Lowe Syndrome, also known as oculo-cerebro-renal syndrome (OCRL), an X-linked genetic condition occurring almost exclusively in males, is a multisystem disorder characterized by vision problems including clouding of the lenses of the eyes (cataracts) that are present at birth, kidney problems (consisting in urinary loss of proteins and solutes) that usually develop in the first year of life, and brain abnormalities associated with intellectual disabilities, and a life span that rarely exceeds 40 years. Lowe Syndrome prevalence is estimated at approximately 1 in 500,000. Can-Fite estimates the total addressable market for the treatment of Lowe Syndrome at approximately $100 million in the U.S. alone, based on incidence and cost of treatment for other rare genetic pediatric syndromes.

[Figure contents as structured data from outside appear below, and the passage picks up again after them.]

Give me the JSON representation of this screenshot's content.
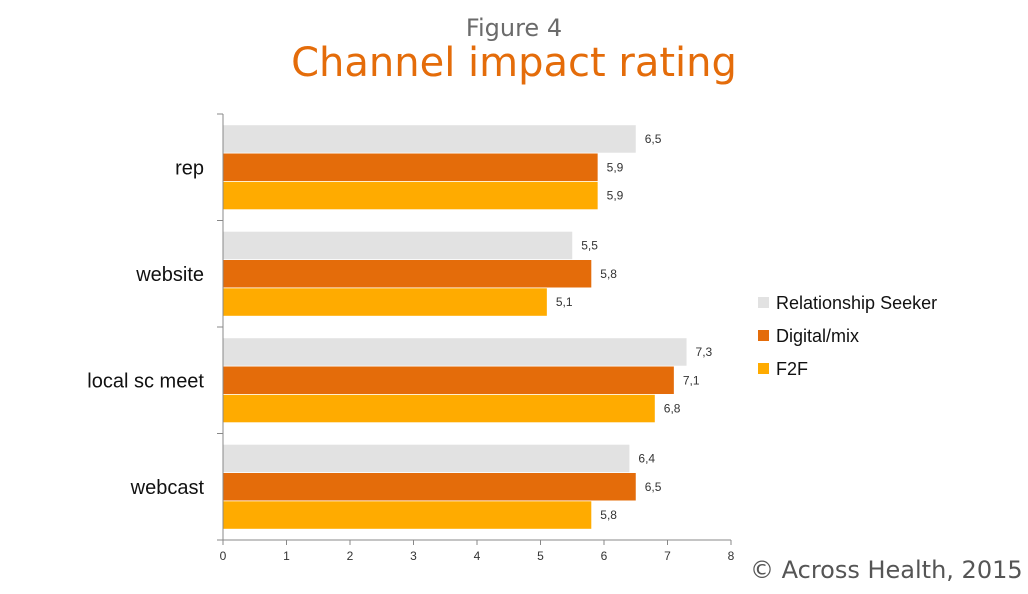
{
  "figure_label": "Figure 4",
  "copyright": "©  Across Health, 2015",
  "chart_data": {
    "type": "bar",
    "orientation": "horizontal",
    "title": "Channel impact rating",
    "categories": [
      "rep",
      "website",
      "local sc meet",
      "webcast"
    ],
    "series": [
      {
        "name": "Relationship Seeker",
        "color": "#e2e2e2",
        "values": [
          6.5,
          5.5,
          7.3,
          6.4
        ],
        "labels": [
          "6,5",
          "5,5",
          "7,3",
          "6,4"
        ]
      },
      {
        "name": "Digital/mix",
        "color": "#e46c0a",
        "values": [
          5.9,
          5.8,
          7.1,
          6.5
        ],
        "labels": [
          "5,9",
          "5,8",
          "7,1",
          "6,5"
        ]
      },
      {
        "name": "F2F",
        "color": "#ffab00",
        "values": [
          5.9,
          5.1,
          6.8,
          5.8
        ],
        "labels": [
          "5,9",
          "5,1",
          "6,8",
          "5,8"
        ]
      }
    ],
    "xlim": [
      0,
      8
    ],
    "xticks": [
      "0",
      "1",
      "2",
      "3",
      "4",
      "5",
      "6",
      "7",
      "8"
    ],
    "grid": false,
    "legend": "right"
  }
}
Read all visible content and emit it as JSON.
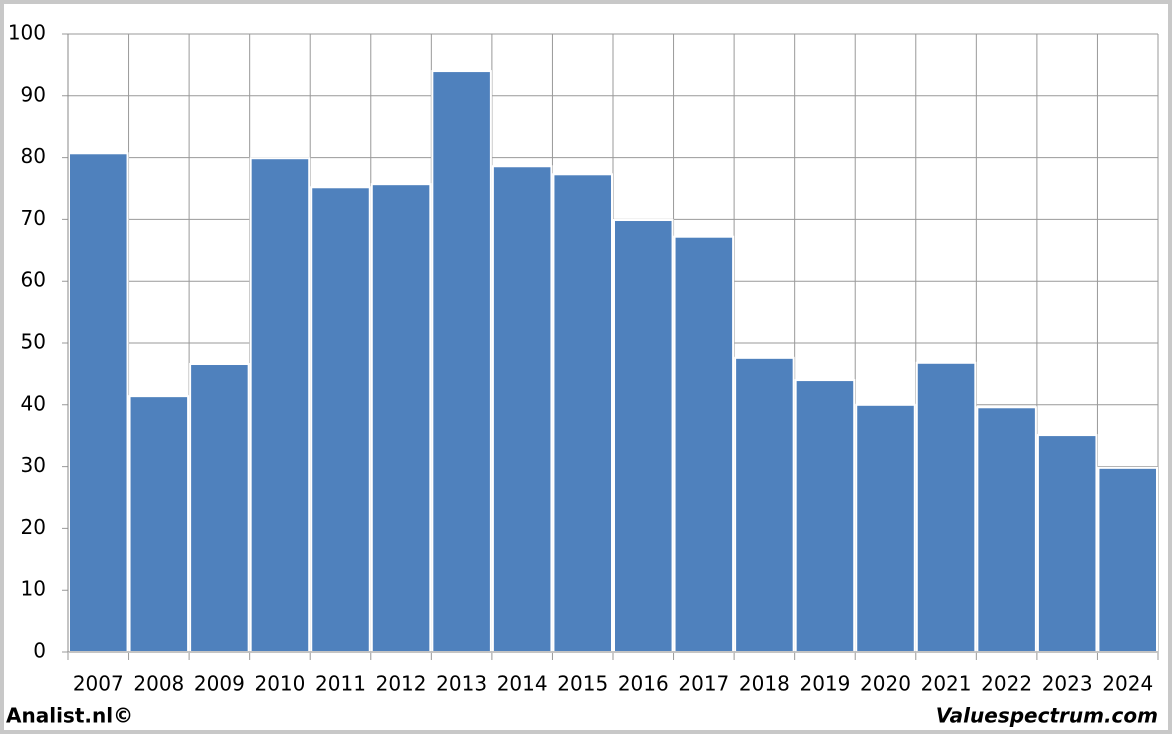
{
  "chart_data": {
    "type": "bar",
    "categories": [
      "2007",
      "2008",
      "2009",
      "2010",
      "2011",
      "2012",
      "2013",
      "2014",
      "2015",
      "2016",
      "2017",
      "2018",
      "2019",
      "2020",
      "2021",
      "2022",
      "2023",
      "2024"
    ],
    "values": [
      80.7,
      41.4,
      46.6,
      79.9,
      75.2,
      75.7,
      94.0,
      78.6,
      77.3,
      69.9,
      67.2,
      47.6,
      44.0,
      40.0,
      46.8,
      39.6,
      35.1,
      29.8
    ],
    "color": "#4f81bd",
    "ylim": [
      0,
      100
    ],
    "yticks": [
      0,
      10,
      20,
      30,
      40,
      50,
      60,
      70,
      80,
      90,
      100
    ],
    "grid": true,
    "credits": [
      "Analist.nl©",
      "Valuespectrum.com"
    ]
  }
}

The Company is not aware of any drug candidates currently in development for the systemic treatment of Lowe Syndrome. As a rare genetic pediatric disorder, Lowe Syndrome may qualify for Orphan Drug Designation by the U.S. Food and Drug Administration (FDA) and the European Medicines Agency (EMA), granting special development status to accelerate development at a reduced cost. The FDA?s Orphan Drug designation grants 7 years of market exclusivity, tax credits, waiver of the Prescription Drug User Fee Amendments fee (currently $3.1 million in 2022), and access to additional grants and support from the FDA.

Piclidenoson for the treatment of Lowe Syndrome may also qualify for the FDA?s Rare Pediatric Disease Priority Review Voucher, granting an accelerated review process for marketing approval.